Vice President Kamala Harris threw more gasoline onto the fire of racial division in America with comments she made regarding alleged ethnic disparities in maternal care on Tuesday, though she got an assist from a presidential administration hell-bent on keeping our society tense and tribal.
During the “first-ever presidential proclamation” for “Black Maternal Health Week” (what — it’s not worth a whole month?) The New York Times describes as “part of the administration’s broader efforts to draw attention to and address the vast racial gaps in pregnancy and childbirth-related deaths and complications,” Harris made sure to keep it real with her party’s perpetually ticked off racial animosity faction.
“Black women in our country are facing a maternal health crisis,” said Vice President Kamala Harris during a “round table” event she hosted with fellow racialist Susan Rice, Joe Biden’s director of the Domestic Policy Council.
“We know the primary reasons why: systemic racial inequities and implicit bias,” Harris added without providing a scintilla of fact-based evidence.
So the Times, naturally, attempted to fill in the ‘fact’ gap for Harris:
The U.S. continues to have the highest maternal mortality rates in the developed world, driven in large part by the high mortality rates among Black mothers. Approximately 700 women die each year as a result of pregnancy or its complications, according to the Centers for Disease Control and Prevention, and Black women are three times more likely to die from pregnancy-related issues than white women.

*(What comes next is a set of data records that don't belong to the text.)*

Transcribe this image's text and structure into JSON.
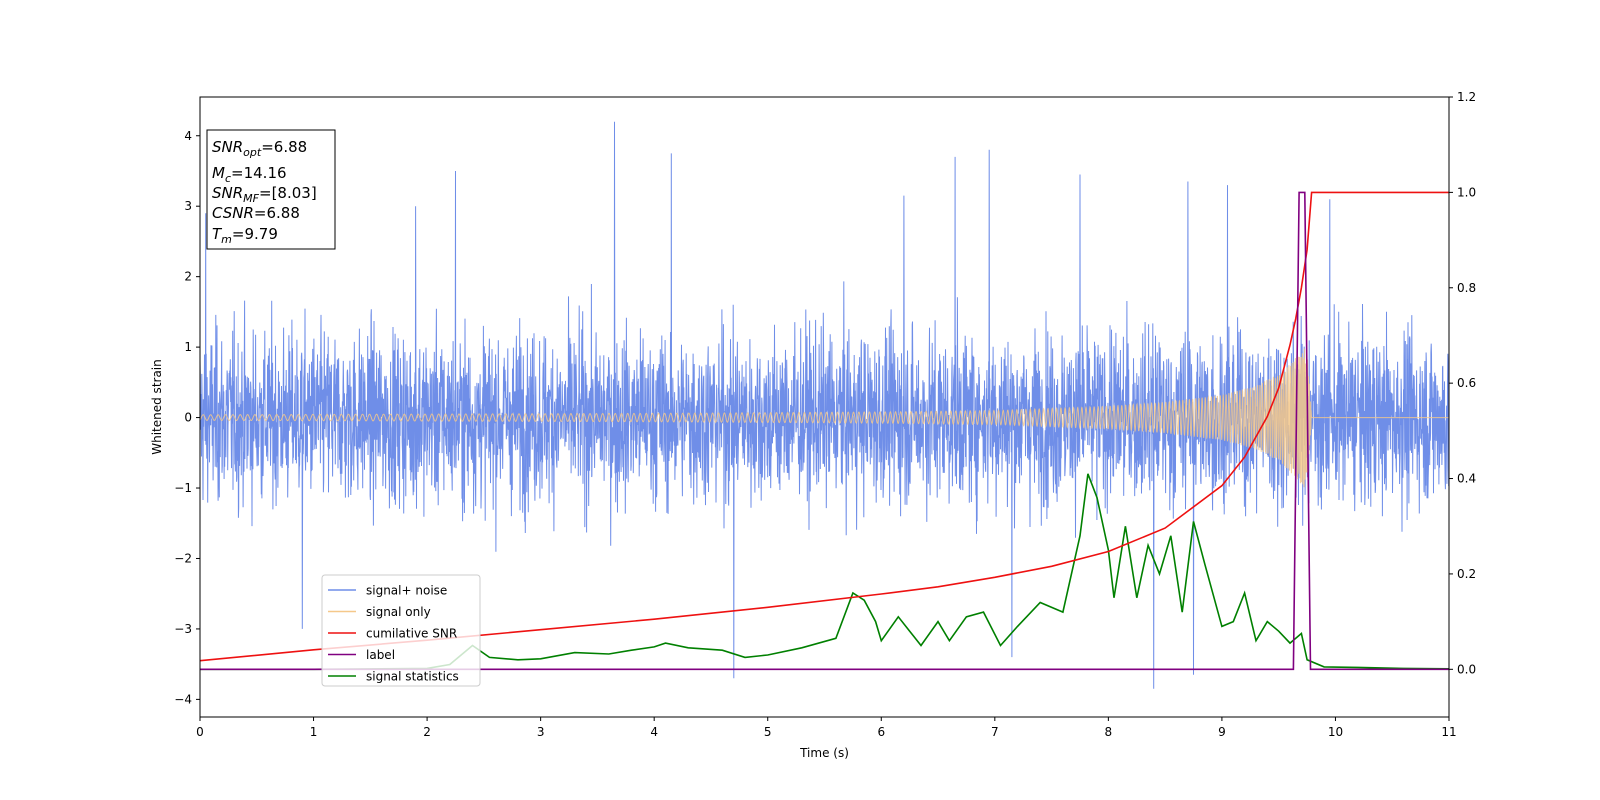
{
  "chart_data": {
    "type": "line",
    "xlabel": "Time (s)",
    "ylabel": "Whitened strain",
    "xlim": [
      0,
      11
    ],
    "ylim": [
      -4.25,
      4.55
    ],
    "y2lim": [
      -0.1,
      1.2
    ],
    "xticks": [
      "0",
      "1",
      "2",
      "3",
      "4",
      "5",
      "6",
      "7",
      "8",
      "9",
      "10",
      "11"
    ],
    "yticks": [
      "−4",
      "−3",
      "−2",
      "−1",
      "0",
      "1",
      "2",
      "3",
      "4"
    ],
    "y2ticks": [
      "0.0",
      "0.2",
      "0.4",
      "0.6",
      "0.8",
      "1.0",
      "1.2"
    ],
    "grid": false,
    "legend_position": "lower-left",
    "info_box": {
      "snr_opt": {
        "sym": "SNR",
        "sub": "opt",
        "val": "=6.88"
      },
      "mc": {
        "sym": "M",
        "sub": "c",
        "val": "=14.16"
      },
      "snr_mf": {
        "sym": "SNR",
        "sub": "MF",
        "val": "=[8.03]"
      },
      "csnr": {
        "sym": "CSNR",
        "sub": "",
        "val": "=6.88"
      },
      "tm": {
        "sym": "T",
        "sub": "m",
        "val": "=9.79"
      }
    },
    "series": [
      {
        "name": "signal+ noise",
        "color": "#6f8ee8",
        "axis": "left",
        "amplitude_estimate": 1.6,
        "peaks": [
          [
            0.05,
            2.9
          ],
          [
            0.9,
            -3.0
          ],
          [
            1.9,
            3.0
          ],
          [
            2.25,
            3.5
          ],
          [
            3.65,
            4.2
          ],
          [
            4.15,
            3.75
          ],
          [
            4.7,
            -3.7
          ],
          [
            6.2,
            3.15
          ],
          [
            6.65,
            3.7
          ],
          [
            6.95,
            3.8
          ],
          [
            7.15,
            -3.4
          ],
          [
            7.75,
            3.45
          ],
          [
            8.4,
            -3.85
          ],
          [
            8.7,
            3.35
          ],
          [
            9.05,
            3.3
          ],
          [
            8.75,
            -3.65
          ],
          [
            9.95,
            3.1
          ]
        ]
      },
      {
        "name": "signal only",
        "color": "#f5c88a",
        "axis": "left",
        "chirp_merger_time": 9.79,
        "envelope": [
          [
            0,
            0.04
          ],
          [
            2,
            0.05
          ],
          [
            4,
            0.06
          ],
          [
            6,
            0.08
          ],
          [
            7,
            0.1
          ],
          [
            8,
            0.16
          ],
          [
            8.5,
            0.22
          ],
          [
            9,
            0.32
          ],
          [
            9.3,
            0.45
          ],
          [
            9.5,
            0.62
          ],
          [
            9.65,
            0.85
          ],
          [
            9.75,
            1.05
          ],
          [
            9.79,
            0.0
          ]
        ]
      },
      {
        "name": "cumilative SNR",
        "color": "#ee1111",
        "axis": "right",
        "x": [
          0,
          1,
          2,
          3,
          4,
          5,
          6,
          6.5,
          7,
          7.5,
          8,
          8.5,
          9,
          9.2,
          9.4,
          9.5,
          9.6,
          9.65,
          9.7,
          9.75,
          9.79,
          11
        ],
        "y": [
          0.018,
          0.041,
          0.061,
          0.083,
          0.105,
          0.13,
          0.158,
          0.173,
          0.193,
          0.216,
          0.247,
          0.296,
          0.385,
          0.445,
          0.53,
          0.59,
          0.68,
          0.735,
          0.8,
          0.88,
          1.0,
          1.0
        ]
      },
      {
        "name": "label",
        "color": "#800080",
        "axis": "right",
        "x": [
          0,
          9.63,
          9.68,
          9.73,
          9.78,
          11
        ],
        "y": [
          0,
          0,
          1,
          1,
          0,
          0
        ]
      },
      {
        "name": "signal statistics",
        "color": "#008000",
        "axis": "right",
        "x": [
          0,
          1,
          2,
          2.2,
          2.4,
          2.55,
          2.8,
          3,
          3.3,
          3.6,
          3.8,
          4,
          4.1,
          4.3,
          4.6,
          4.8,
          5,
          5.3,
          5.6,
          5.75,
          5.85,
          5.95,
          6,
          6.15,
          6.25,
          6.35,
          6.5,
          6.6,
          6.75,
          6.9,
          7.05,
          7.2,
          7.4,
          7.6,
          7.75,
          7.82,
          7.9,
          8,
          8.05,
          8.15,
          8.25,
          8.35,
          8.45,
          8.55,
          8.65,
          8.75,
          8.85,
          9,
          9.1,
          9.2,
          9.3,
          9.4,
          9.5,
          9.6,
          9.7,
          9.75,
          9.9,
          10.2,
          10.6,
          11
        ],
        "y": [
          0,
          0,
          0.002,
          0.01,
          0.05,
          0.025,
          0.02,
          0.022,
          0.035,
          0.032,
          0.04,
          0.047,
          0.055,
          0.045,
          0.04,
          0.025,
          0.03,
          0.045,
          0.065,
          0.16,
          0.145,
          0.1,
          0.06,
          0.11,
          0.08,
          0.05,
          0.1,
          0.06,
          0.11,
          0.12,
          0.05,
          0.09,
          0.14,
          0.12,
          0.28,
          0.41,
          0.36,
          0.25,
          0.15,
          0.3,
          0.15,
          0.26,
          0.2,
          0.28,
          0.12,
          0.31,
          0.22,
          0.09,
          0.1,
          0.16,
          0.06,
          0.1,
          0.08,
          0.055,
          0.075,
          0.02,
          0.005,
          0.004,
          0.002,
          0.001
        ]
      }
    ]
  }
}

Maternal health discrepancies are intertwined with infant mortality: Black infants are more than twice as likely to die than white infants — 10.8 per 1,000 Black babies, compared with 4.6 per 1,000 white babies.
Wait — what do these sterile numbers mean without context? For instance, numbers alone cannot and do not account for other elements such as lifestyle, risk factors, genetics, and other characteristics that most likely are contributing to poorer outcomes for black mothers.
But see, factoring in these elements makes it impossible for the Democratic racialists in the Biden regime to scream “we have found racism in maternal care in America!” until they are near to passing out from lack of oxygen.
We know this because as “proof” the ’round table’ event planners invited three black women who swear — swear, mind you — their poor outcomes or near-poor outcomes were the result of ‘racist’ doctors who save their best care for white people only.
“The number one thing I hear is, ‘They’re not listening to me,’” Heather Wilson, who lost her own child and became a bereavement doula told the group, according to the Times. “There were times that I felt that way, too.”
“We just need to be listened to and heard, especially when it comes to pain throughout the reproductive system,” added Erica McAfee, founder and chief executive of Sisters in Loss, a podcast featuring mothers who have suffered loss.
“For every maternal death, over 100 women experience a severe complication related to pregnancy and childbirth — something we call severe maternal morbidity, and it impacts over 50,000 women in the United States every year,” said Elizabeth Howell, chair of the Department of Obstetrics & Gynecology at the University of Pennsylvania.
“Similar to maternal mortality, Black and brown women have elevated rates of maternal morbidity,” Dr. Howell added.
Did anybody bother to ask Howell why this is so, or how she might think it’s because of ‘racism’ in maternal care?
These questions, as well as environmental societal differences between demographics and ethnic groups, matter because the answers matter. And if we didn’t have professional gaslighters in the White House and throughout the Democratic Party, maybe we’d have those answers.
And likely, those answers would have have nothing to do with ‘racism.’